CBag destabilizes Hsc70-CFTR interactions. (A) Schematic representation of Hsc70, Hsc70(229–309), Bag-1, and CBag. The peptide Hsc70(229–309) is the minimal CBag binding subdomain. (B) CBB staining of CBag affinity pull-down of RRL in the presence and absence of ATP. The predominant interacting partner in RRL is Hsc70. (C) Hsc70 immunoblot of wild type and E157A/K161A CBag pull-down from RRL showing ATP-dependent binding to CBag and reduced binding of mutant CBag. (D) Isolated microsomes containing newly synthesized CFTR were incubated with or without CBag and ATP for 1 or 3 min and immediately solubilized in Triton X-100. Samples were immunoprecipitated with nonimmune sera (NIS, lane 1), anti-CFTR antisera (lane 2), or anti-Hsp/c70 antisera (lanes 3–9).
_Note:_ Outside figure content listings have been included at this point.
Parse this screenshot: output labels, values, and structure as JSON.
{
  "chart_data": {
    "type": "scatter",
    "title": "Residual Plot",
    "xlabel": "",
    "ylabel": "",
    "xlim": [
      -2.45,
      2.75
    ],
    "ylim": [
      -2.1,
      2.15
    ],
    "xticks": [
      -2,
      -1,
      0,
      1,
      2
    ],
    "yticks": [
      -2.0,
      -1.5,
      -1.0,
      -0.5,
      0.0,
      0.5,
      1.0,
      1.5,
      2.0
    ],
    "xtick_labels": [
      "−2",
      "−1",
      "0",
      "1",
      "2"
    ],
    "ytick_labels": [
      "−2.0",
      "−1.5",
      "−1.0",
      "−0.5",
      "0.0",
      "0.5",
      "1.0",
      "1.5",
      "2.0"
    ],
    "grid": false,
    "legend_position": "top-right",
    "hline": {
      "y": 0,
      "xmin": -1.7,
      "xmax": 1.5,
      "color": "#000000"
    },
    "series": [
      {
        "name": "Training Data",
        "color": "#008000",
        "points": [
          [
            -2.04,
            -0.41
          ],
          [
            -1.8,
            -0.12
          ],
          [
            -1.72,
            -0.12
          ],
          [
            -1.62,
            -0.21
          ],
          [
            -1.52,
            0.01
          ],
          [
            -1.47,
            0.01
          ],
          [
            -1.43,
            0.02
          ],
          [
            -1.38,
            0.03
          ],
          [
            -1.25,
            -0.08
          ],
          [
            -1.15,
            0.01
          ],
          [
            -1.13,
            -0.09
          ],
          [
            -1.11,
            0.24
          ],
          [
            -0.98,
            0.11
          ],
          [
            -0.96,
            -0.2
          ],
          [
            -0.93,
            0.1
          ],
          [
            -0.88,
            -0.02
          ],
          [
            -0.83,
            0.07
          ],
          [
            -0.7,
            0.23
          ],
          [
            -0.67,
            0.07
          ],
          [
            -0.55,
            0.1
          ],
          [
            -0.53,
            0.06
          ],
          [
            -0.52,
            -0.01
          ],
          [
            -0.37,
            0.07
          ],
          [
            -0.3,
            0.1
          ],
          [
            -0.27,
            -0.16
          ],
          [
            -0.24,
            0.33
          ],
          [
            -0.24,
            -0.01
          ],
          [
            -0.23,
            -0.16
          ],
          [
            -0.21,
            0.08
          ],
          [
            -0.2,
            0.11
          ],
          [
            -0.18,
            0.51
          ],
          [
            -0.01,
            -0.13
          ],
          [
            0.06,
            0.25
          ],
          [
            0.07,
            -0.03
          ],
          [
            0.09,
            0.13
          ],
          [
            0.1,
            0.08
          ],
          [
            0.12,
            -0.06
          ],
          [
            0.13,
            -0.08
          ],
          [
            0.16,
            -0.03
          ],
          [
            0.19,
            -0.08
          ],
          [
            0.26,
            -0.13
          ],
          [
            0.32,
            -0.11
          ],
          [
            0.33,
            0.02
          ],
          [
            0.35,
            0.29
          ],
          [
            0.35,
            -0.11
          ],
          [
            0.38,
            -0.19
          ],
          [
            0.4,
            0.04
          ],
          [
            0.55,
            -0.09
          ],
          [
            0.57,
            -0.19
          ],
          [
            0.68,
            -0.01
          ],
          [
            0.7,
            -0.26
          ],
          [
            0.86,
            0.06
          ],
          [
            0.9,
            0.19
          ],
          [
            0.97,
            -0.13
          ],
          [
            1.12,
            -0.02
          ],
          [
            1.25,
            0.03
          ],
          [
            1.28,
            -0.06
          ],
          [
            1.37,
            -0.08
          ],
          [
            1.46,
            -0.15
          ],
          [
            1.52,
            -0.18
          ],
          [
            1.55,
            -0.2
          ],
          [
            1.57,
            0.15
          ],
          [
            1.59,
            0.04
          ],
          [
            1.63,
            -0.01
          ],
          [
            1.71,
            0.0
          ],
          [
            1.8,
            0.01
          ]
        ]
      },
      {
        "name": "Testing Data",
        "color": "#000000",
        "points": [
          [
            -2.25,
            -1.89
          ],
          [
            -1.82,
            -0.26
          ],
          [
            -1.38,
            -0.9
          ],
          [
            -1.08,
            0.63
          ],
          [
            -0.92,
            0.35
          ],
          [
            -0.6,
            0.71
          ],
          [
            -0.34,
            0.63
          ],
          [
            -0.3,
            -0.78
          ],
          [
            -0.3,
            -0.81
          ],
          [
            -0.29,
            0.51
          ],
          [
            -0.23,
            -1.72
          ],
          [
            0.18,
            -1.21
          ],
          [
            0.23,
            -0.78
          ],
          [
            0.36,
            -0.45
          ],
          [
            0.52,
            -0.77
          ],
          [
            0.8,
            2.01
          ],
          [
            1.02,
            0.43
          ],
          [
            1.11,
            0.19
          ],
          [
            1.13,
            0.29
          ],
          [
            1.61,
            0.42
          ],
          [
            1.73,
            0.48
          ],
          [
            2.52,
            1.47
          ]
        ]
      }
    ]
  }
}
CBag + ATP decreased Hsc70 binding (lanes 6 and 9) compared with ATP or CBag alone. (E) Following CFTR synthesis, CBag was added to the translation reaction +/– hexokinase (to deplete ATP) for 10 min, and microsomes were collected, solubilized, and immunoprecipitated with NIS, anti-CFTR antisera (lane 2), or anti-Hsp/c70 antisera. Incubation with CBag reduced Hsc70 binding in an ATP-dependent manner.